History of Europe

November 1981:Storm surge on the North Sea island of Foehr

by Susanne Abolins-AufderheideIn Dagebüll, the ferry service to Föhr and Amrum is discontinued.

"Anyone who has hand and foot should help. Then the high school students filled the sandbags," remembers Wilhelm Ellermann. On the North Sea island of Föhr, everyone has to lend a hand, because the voluntary fire brigade is on the mainland when the Blanke Hans, as the stormy North Sea is called, lashed out against the island's dikes in November 1981. The hurricane has top speeds of up to 150 kilometers per hour, but that doesn't stop painter Ellermann from capturing the natural spectacle with his camera:"I just couldn't help it."

Highest water level since 1825

At 3.45 meters above normal tide, the highest water level has been measured for over 150 years. But the dykes hold up and nobody gets hurt. The North Friesland storm surge on November 24 caused major damage to the German and Danish North Sea coast, but fortunately it did not reach the extent of the great flood of 1976, when damage amounted to several 100 million marks. Nevertheless, dykes are breaking on the Danish islands of Rømø and Mandø. Sylt also suffers dike breaches, the Hindenburgdamm is severely damaged and the artificial fore-dunes along the entire west coast are washed away.

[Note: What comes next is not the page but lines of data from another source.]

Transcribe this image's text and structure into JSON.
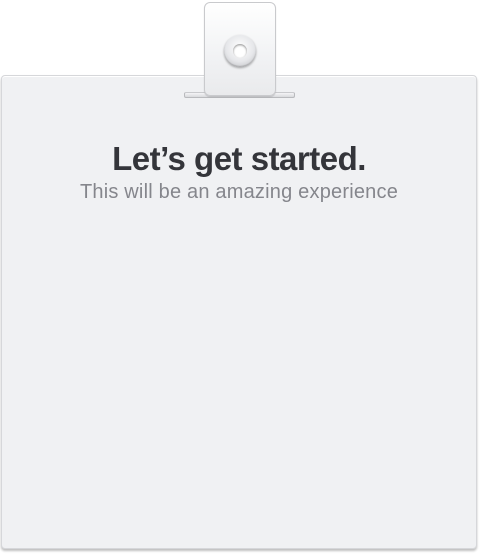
{
  "card": {
    "title": "Let’s get started.",
    "subtitle": "This will be an amazing experience"
  },
  "colors": {
    "card_background": "#f0f1f3",
    "title_text": "#34353a",
    "subtitle_text": "#85868c"
  },
  "icons": {
    "clip": "badge-clip-icon",
    "grommet": "grommet-hole-icon"
  }
}
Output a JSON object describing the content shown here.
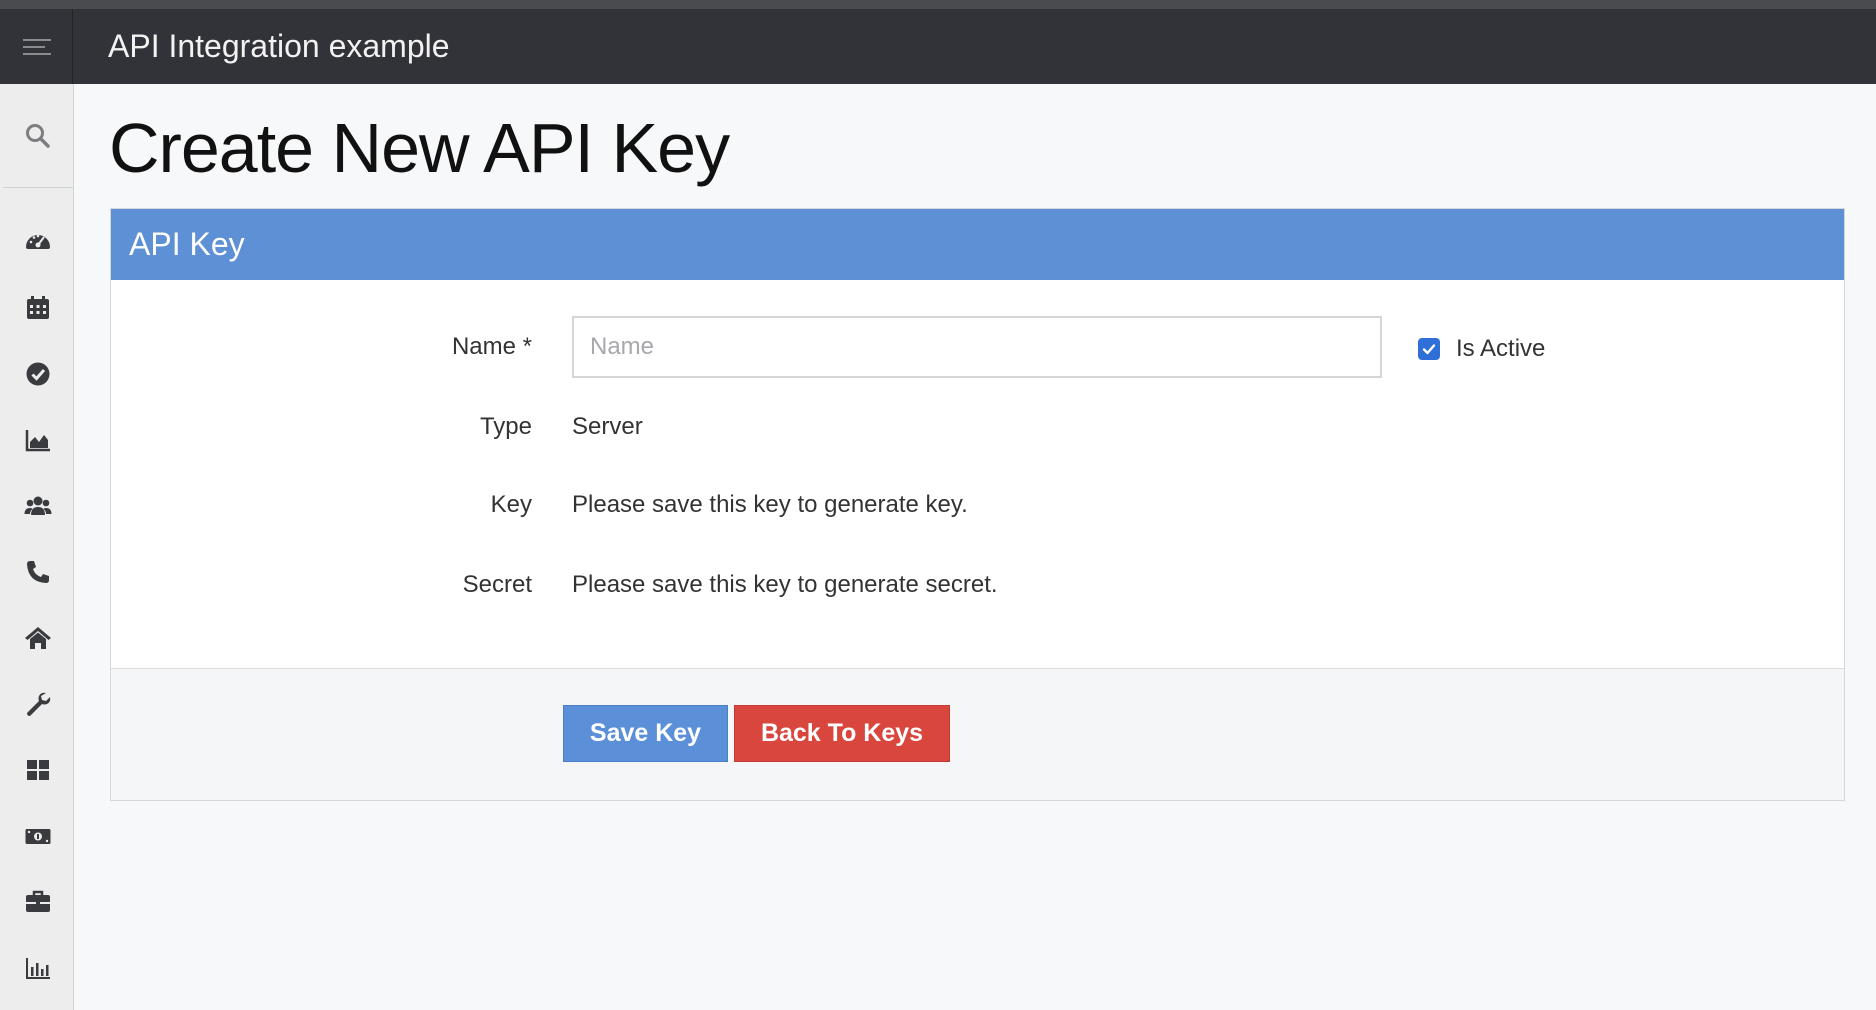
{
  "app": {
    "title": "API Integration example"
  },
  "page": {
    "title": "Create New API Key"
  },
  "panel": {
    "title": "API Key",
    "fields": {
      "name_label": "Name *",
      "name_value": "",
      "name_placeholder": "Name",
      "is_active_label": "Is Active",
      "is_active_checked": true,
      "type_label": "Type",
      "type_value": "Server",
      "key_label": "Key",
      "key_value": "Please save this key to generate key.",
      "secret_label": "Secret",
      "secret_value": "Please save this key to generate secret."
    },
    "buttons": {
      "save_label": "Save Key",
      "back_label": "Back To Keys"
    }
  },
  "sidebar": {
    "items": [
      {
        "icon": "dashboard-gauge-icon"
      },
      {
        "icon": "calendar-icon"
      },
      {
        "icon": "check-circle-icon"
      },
      {
        "icon": "area-chart-icon"
      },
      {
        "icon": "users-icon"
      },
      {
        "icon": "phone-icon"
      },
      {
        "icon": "home-icon"
      },
      {
        "icon": "wrench-icon"
      },
      {
        "icon": "grid-icon"
      },
      {
        "icon": "money-icon"
      },
      {
        "icon": "briefcase-icon"
      },
      {
        "icon": "bar-chart-icon"
      }
    ]
  },
  "colors": {
    "topbar": "#323338",
    "accent": "#5e90d6",
    "save": "#5b8fd7",
    "back": "#d9463e",
    "checkbox": "#2f6fd8"
  }
}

50 million euros annually for dike protection

Aerial view of the island of Foehr. In the northwest the island of Sylt.

Every year, Schleswig-Holstein invests more than 50 million euros in dyke protection, and a good 30 million euros go into strengthening the dykes and other coastal protection measures such as washing up sand in the sea off Sylt. For the past three years, in response to global climate change, the dikes along the coast have been raised by 50 centimeters to withstand the expected sea level rise of 18 to 59 centimeters by the year 2100. Storm surge months are especially January and February. Strong westerly winds with wind forces of over ten and low weather conditions with severe storms can trigger storm surges on the North Sea coast.

Hamburg flood protection systems up to nine meters high

Land under on Grosse Elbstrasse in Hamburg.

Things can get critical for Hamburg if a tidal wave cannot drain away again even at low tide due to the pressing north-west wind. Then the next tidal wave piles up on the first. During the storm surge of 1962, a total of 340 people drowned on the German North Sea coast and on the lower reaches of the Weser and Elbe, 315 of them in Hamburg. The Hamburg flood protection systems now have a height of 7.60 meters to nine meters. The dikes on Schleswig-Holstein's west coast are up to 8.80 meters high. The Baltic Sea coast is considered safe from storm surges.